Tuesday 28 June 2022

The Future History Idea

The idea behind Robert Heinlein's Future History was that common background references like place names such as "Drywater" on Mars would link otherwise independent short stories narrated as if addressed to a magazine-reading public living just a few years after the events described. This is how it was in those earliest days of space travel... sort of thing. What was (thought to be) just in our future was just in their past.

Only The Green Hills of Earth really conforms to this template. The Man Who Sold The Moon describes earlier technological advances whereas later volumes focus mainly on large scale political events: the Second American Revolution and the subsequent persecution and interstellar exile of the Howard Families.

This Future History idea really belongs in a multi-volume series whereas Heinlein's Future History, four and a half volumes, became only a small part of his complete works. Poul Anderson's History of Technic Civilization is a fuller embodiment of the idea despite being dominated as it is by three series characters, van Rijn, Falkayn and Flandry.

Anderson's equivalent of The Green Hills Of The Earth is The Earth Book Of Stormgate. In the Earth Book, the opening story, "Wings of Victory," helps to set the scene by introducing the Ythrians and mentioning the planets, Cynthia, Woden and Hermes. "The Problem of Pain" features an Aenean on Avalon. "How To Be Ethnic In One Easy Lesson" shows domestic life in the Solar Commonwealth, giving the future a daily life, as was claimed for Heinlein. "The Season of Forgiveness" is a Christmas story set on an extra-solar planet. There is very little in the way of continuing characters among these early Technic History stories. We do not yet realize how important van Rijn will become.

Anderson fulfils Heinlein's idea.

3 comments:

S.M. Stirling said...

He was also smart, benefiting from Heinlein's mistakes, and made the Technic History start further in the future and leaving out any immediate-future details that would be rapidly falsified.

S.M. Stirling said...

It was reading Heinlein's future history, and Poul's other one (the one with the Psycho-technic stuff) that made me first decide to set any future stuff I did in the very -distant- future, and then to stick to alternate history for near-future books.

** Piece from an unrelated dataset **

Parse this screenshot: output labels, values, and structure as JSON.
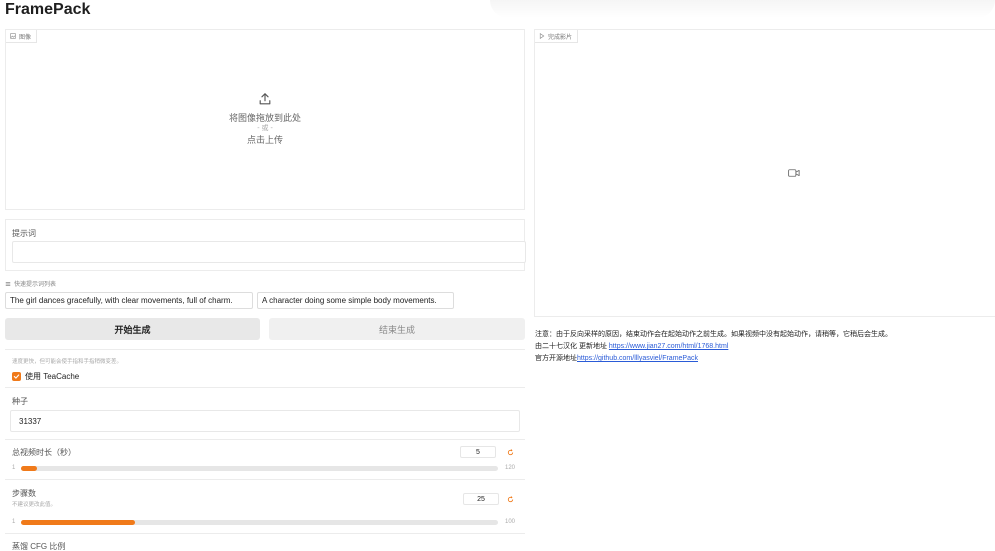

If I had a long career, I'd run into the failing to accurately predict the future problem otherwise.

Sean M. Brooks said...

Kaor, Mr. Stirling!

Anderson's achievement was all the more remarkable because of how ACCIDENTAL the Technic series was. It originally began as two separate series featuring Nicholas van Rijn and Dominic Flandry. That linking of the two series was an impulsive accident in THE PLAGUE OF MASTERS.

Ha! I think some people tend to think of SF writers as being like soothsayers studying sheep entrails for predicting the future!